For some people, a job is just a way to make money so that they can do whatever else they enjoy doing. It’s like a necessary evil, if you will. But there are people (maybe you included) who actually care what they do and how that affects the world around them, even if only within their industry.
Regardless of whether you work as an IT expert, teacher, designer or accountant, or whether you work for a multibillion-dollar international corporation or as a freelancer, there are certain metrics for how well you’re doing your job. The problem is that many people don’t know how to go about measuring their effectiveness at work.
That’s why we’ve put together a list of several easy things you can do to track your progress and measure your success. These self-evaluation tactics will not only give you an idea of how productive you really are, but will also help you in deciding how you can improve your performance in the future.
1. Set Up Goals
If you haven’t already, you should make setting up goals your number one habit when it comes to work. And optimally, you should do it every day. It’s best if you prioritize your objectives according to how important they are and how urgently they need to be finished. This will give you very clear guidelines of what you need to do each day and when your deadlines are.
But how will this help with your self-evaluation? Well, you can know what you’ve finished each day and whether that was enough. You’ll be able to compare the results this week to the ones from the previous week and see if you’re doing better and by how much.
This can be really easy if you use some sort of productivity tracker app. Some providers rely on gamification to help drive the productivity so the whole process can even be fun. Of course, you can do it the old-fashioned pen-and-paper way, too. You’ll get a lot of insights and goal tracking either way. And let’s not forget that writing down goals will also prevent you from forgetting important (or less important) tasks.
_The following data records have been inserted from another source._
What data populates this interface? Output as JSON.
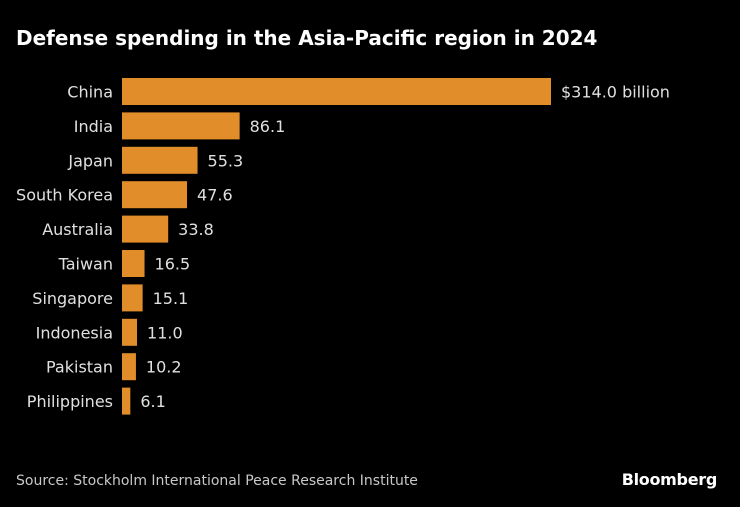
{
  "chart_data": {
    "type": "bar",
    "orientation": "horizontal",
    "title": "Defense spending in the Asia-Pacific region in 2024",
    "categories": [
      "China",
      "India",
      "Japan",
      "South Korea",
      "Australia",
      "Taiwan",
      "Singapore",
      "Indonesia",
      "Pakistan",
      "Philippines"
    ],
    "values": [
      314.0,
      86.1,
      55.3,
      47.6,
      33.8,
      16.5,
      15.1,
      11.0,
      10.2,
      6.1
    ],
    "data_labels": [
      "$314.0 billion",
      "86.1",
      "55.3",
      "47.6",
      "33.8",
      "16.5",
      "15.1",
      "11.0",
      "10.2",
      "6.1"
    ],
    "xlim": [
      0,
      314
    ],
    "grid": false,
    "bar_color": "#E08D2A"
  },
  "source": "Source: Stockholm International Peace Research Institute",
  "logo": "Bloomberg"
}
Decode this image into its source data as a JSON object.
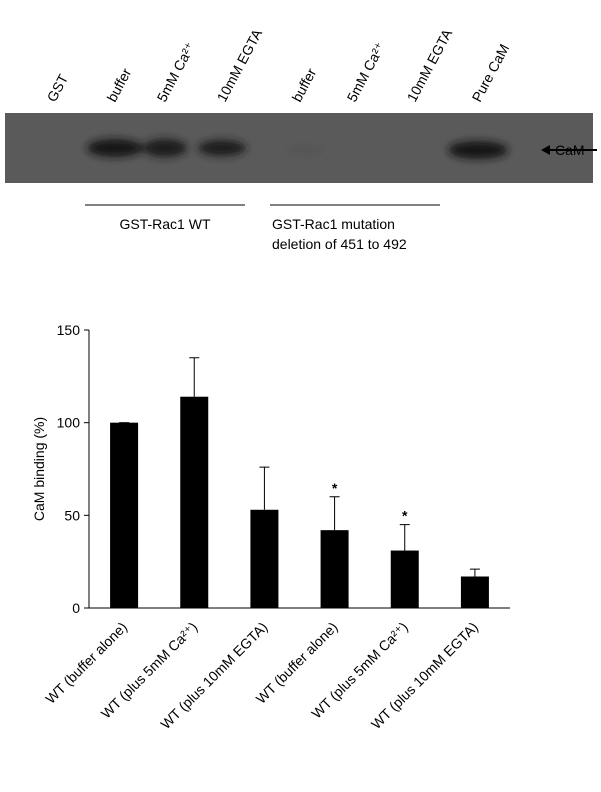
{
  "blot": {
    "lanes": [
      "GST",
      "buffer",
      "5mM Ca²⁺",
      "10mM EGTA",
      "buffer",
      "5mM Ca²⁺",
      "10mM EGTA",
      "Pure CaM"
    ],
    "band_label": "CaM",
    "groups": [
      {
        "lines": [
          "GST-Rac1 WT"
        ]
      },
      {
        "lines": [
          "GST-Rac1 mutation",
          "deletion of 451 to 492"
        ]
      }
    ]
  },
  "chart_data": {
    "type": "bar",
    "ylabel": "CaM binding (%)",
    "categories": [
      "WT (buffer alone)",
      "WT (plus 5mM Ca²⁺)",
      "WT (plus 10mM EGTA)",
      "WT (buffer alone)",
      "WT (plus 5mM Ca²⁺)",
      "WT (plus 10mM EGTA)"
    ],
    "values": [
      100,
      114,
      53,
      42,
      31,
      17
    ],
    "errors": [
      0,
      21,
      23,
      18,
      14,
      4
    ],
    "markers": [
      null,
      null,
      null,
      "*",
      "*",
      null
    ],
    "color": "#000000",
    "ylim": [
      0,
      150
    ],
    "yticks": [
      0,
      50,
      100,
      150
    ],
    "grid": false
  }
}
As an additional benefit, ticking off tasks that you’ve completed provides a lot of satisfaction in goal-oriented people. Knowing that you’ve completed everything you should have will give you purpose that can increase your motivation and productivity.
2. Ask for a Review
Depending on the company you’re working with, chances are that you already go through some form of evaluation process regularly. Maybe it’s a performance report or a talk with an HR. If this is the case, try to get the most of it.
Some employers use employee tracking software to monitor computer use activity. Daunting as it may sound, this system can actually be very useful for employee evaluations, because it offers time tracking for projects, daily productivity tracker, time spent in apps or on particular tasks, and other objective metrics that can give you detailed insights into your performance.
If your employer is using computer monitoring software, ask them if they could include some of this data in your evaluation. Speak up if you want more details. For example, if you want to know how well you’re doing a certain task and whether you’re improving over time, ask the people evaluating you to include this detail in the future evaluations. Also, don’t be afraid to ask further questions.
If you happen to work for a company that doesn’t do evaluations, ask for one. It doesn’t have to be formal or scheduled, just a simple question along the lines of ‘Are you satisfied by how I do X?’ goes a long way in gauging your progress and productivity. Similarly, if you’re a freelancer, you can ask your clients for feedback and reviews.
3. Get Insights from Employee Tracking Software
Even if your company isn’t using employee monitoring or you work as a freelancer, you can install the system yourself. Most of the employee tracking software out there support a one-employee deal, and some of them even offer it for free.
With this software, you’ll get a time tracker so that you can measure your efficiency and improvement, but you can also use it as a personal productivity tracker. Either way, you’ll get lots of data that are objective. Use it to track your progress and pinpoint areas for improvement.
4. Write a Journal of Progress
Writing a progress journal can be used in combination with all or some of the previous tactics. The things you write about will depend on what you want to track and measure. They could include time spent on some tasks, whether you finished the project on time or not (and if not, include the reasons), etc. You can write down any feedback from employers, clients or colleagues you got that you considered especially valuable.
You don’t have to write every day, but the more often you write, the better. And include as much detail as you can.
If you want to know whether you’re doing a good job, there are a number of ways you can go about it. We’ve mentioned some, but you’re encouraged to go ahead and experiment with other ones as well. You’ll see after a while that self-evaluation will not only help you estimate how productive and efficient you are, but will also give you guidelines on how you can improve. So, get to it and good luck!